Green's prodding from the West Coast made sense soon after Durant left the Plains for the Bay. Immediately after he announced his departure, bedlam commenced in Oklahoma City. Reports of people burning jerseys surprised even Durant.

"I really didn’t think it was that serious until I started to see the backlash and see the hateful things that people were saying," Durant said in 2017. "It’s just continually bad, it’s just still hate. It is just pure hate."

The city's vitriol continued in Durant's return as an opponent. Cupcake shirts were the desired dress code at Chesapeake Energy Arena, and boos rang every time Durant touched the ball. The energy was so palpable that Durant's new teammates even jawed with fans courtside, puzzling him even more.

"I understand in a basketball sense that you want to be so loyal to your team, and you want to feel like you’re a part of something, because everybody wants to feel like they’re a part of something," Durant added in 2017. "So, I understood that part, but it’s got to the point now, it’s like, now it’s getting big.

"Like, come on man, what are we even talking about this for? This is basketball, I’m enjoying myself playing basketball. What you say and what you do is not affecting my work. That’s the most important thing is the work."

Durant's new address yielded success on and off the floor. The Warriors were flawless during the regular season, finishing with a league-best 67-15 record. That dominance continued in the playoffs, as the Warriors posted a 16-1 record, dismantling every team in its wake.

Along the way, Durant made his most convincing bid for status of the league's best player, averaging 25 points, 7.8 rebounds and 3.7 assists per game through the first three rounds. He outplayed James in the Finals, capped by a dagger 3-pointer in his rival's face in Game 3, all but sealing his first title.

But in the days after Durant's first championship parade, things began to change for him. In the ensuing years, the bonds he built began to deteriorate. His mother, Wanda, a mainstay at Oracle Arena during his first season in Oakland, had financial disagreements with her son, according to the Wall Street Journal, and rarely came around as she and his brother, Wayne, retreated back East.

On the court, even after Durant claimed his second title over James and the Cavs, his relationship with Green took a hit, as a verbal sideline spat during a game against the Clippers in Los Anglees defined his headline-plagued final Warriors season. Durant became more distant from his teammates. Then, the player who once came to the Bay seeking a family environment left feeling like distant kinfolk.
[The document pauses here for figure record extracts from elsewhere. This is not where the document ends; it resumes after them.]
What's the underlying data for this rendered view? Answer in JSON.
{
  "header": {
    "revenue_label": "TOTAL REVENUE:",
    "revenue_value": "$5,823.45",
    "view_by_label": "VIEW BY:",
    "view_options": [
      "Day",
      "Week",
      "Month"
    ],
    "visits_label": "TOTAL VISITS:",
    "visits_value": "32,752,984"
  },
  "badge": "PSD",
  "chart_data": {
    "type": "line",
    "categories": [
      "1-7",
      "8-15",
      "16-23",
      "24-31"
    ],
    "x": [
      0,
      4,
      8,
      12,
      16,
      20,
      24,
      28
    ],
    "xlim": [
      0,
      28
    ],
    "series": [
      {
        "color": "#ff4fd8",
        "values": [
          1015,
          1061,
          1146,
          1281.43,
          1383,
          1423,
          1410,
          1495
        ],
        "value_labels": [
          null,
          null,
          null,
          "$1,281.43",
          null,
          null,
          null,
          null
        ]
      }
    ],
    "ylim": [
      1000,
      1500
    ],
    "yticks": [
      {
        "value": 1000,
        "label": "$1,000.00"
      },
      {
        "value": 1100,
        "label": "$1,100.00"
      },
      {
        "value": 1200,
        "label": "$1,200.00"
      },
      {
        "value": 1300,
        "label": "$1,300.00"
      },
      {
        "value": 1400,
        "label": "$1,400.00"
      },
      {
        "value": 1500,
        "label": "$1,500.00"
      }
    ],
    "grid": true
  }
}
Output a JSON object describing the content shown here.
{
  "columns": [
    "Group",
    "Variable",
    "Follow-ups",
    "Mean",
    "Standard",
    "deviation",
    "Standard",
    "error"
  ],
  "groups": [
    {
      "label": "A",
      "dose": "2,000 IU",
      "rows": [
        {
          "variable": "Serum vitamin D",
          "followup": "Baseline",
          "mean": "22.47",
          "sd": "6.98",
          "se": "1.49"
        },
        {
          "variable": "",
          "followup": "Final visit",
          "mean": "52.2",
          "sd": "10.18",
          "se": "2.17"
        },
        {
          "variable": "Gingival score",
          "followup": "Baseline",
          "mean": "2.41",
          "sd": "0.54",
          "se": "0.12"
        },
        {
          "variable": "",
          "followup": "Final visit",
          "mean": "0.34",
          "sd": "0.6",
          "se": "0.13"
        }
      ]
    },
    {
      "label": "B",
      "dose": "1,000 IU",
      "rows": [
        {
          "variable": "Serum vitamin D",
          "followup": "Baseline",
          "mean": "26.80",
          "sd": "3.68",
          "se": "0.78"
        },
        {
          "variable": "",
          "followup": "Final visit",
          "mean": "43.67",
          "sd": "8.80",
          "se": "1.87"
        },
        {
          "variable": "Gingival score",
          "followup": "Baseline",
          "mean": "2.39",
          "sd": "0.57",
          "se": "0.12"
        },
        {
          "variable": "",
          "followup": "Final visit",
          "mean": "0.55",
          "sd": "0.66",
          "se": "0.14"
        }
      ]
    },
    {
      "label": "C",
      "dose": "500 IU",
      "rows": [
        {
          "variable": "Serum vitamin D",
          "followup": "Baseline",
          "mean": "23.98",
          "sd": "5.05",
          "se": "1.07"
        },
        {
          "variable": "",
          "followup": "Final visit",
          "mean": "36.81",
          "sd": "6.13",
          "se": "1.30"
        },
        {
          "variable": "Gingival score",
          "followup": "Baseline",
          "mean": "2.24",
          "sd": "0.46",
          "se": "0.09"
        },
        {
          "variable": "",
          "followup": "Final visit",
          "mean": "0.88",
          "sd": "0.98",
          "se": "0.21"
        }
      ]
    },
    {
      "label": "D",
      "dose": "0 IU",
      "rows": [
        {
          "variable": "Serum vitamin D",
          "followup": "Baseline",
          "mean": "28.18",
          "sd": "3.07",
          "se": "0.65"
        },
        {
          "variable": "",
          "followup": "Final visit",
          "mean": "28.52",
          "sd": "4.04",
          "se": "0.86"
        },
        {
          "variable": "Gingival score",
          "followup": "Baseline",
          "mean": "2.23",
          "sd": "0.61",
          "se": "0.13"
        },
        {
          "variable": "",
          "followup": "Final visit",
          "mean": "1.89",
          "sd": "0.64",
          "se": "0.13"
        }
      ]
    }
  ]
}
[RELATED: Warriors All-21st Century Team]

"I’ll never be one of those guys," Durant told the Wall Street Journal in September. "I didn’t get drafted there. Steph Curry, obviously drafted there. Andre Iguodala, won the first Finals, first championship. Klay Thompson, drafted there. Draymond Green, drafted there. And the rest of the guys kind of rehabilitated their careers there."

Durant is basketball's superstar nomad. Since high school, Oklahoma City marked the only place that saw his talents for more than three years. In Golden State, he said he wanted to play in a system suited for his game, for a team on the rise. Now, he's hoping to win alongside friends Kyrie Irving and DeAndre Jordan in Brooklyn.

But as Durant learned in the days after he exited that Tesla in 2017, his true happiness will come from within, and no trophy or accolade can ever fill that void.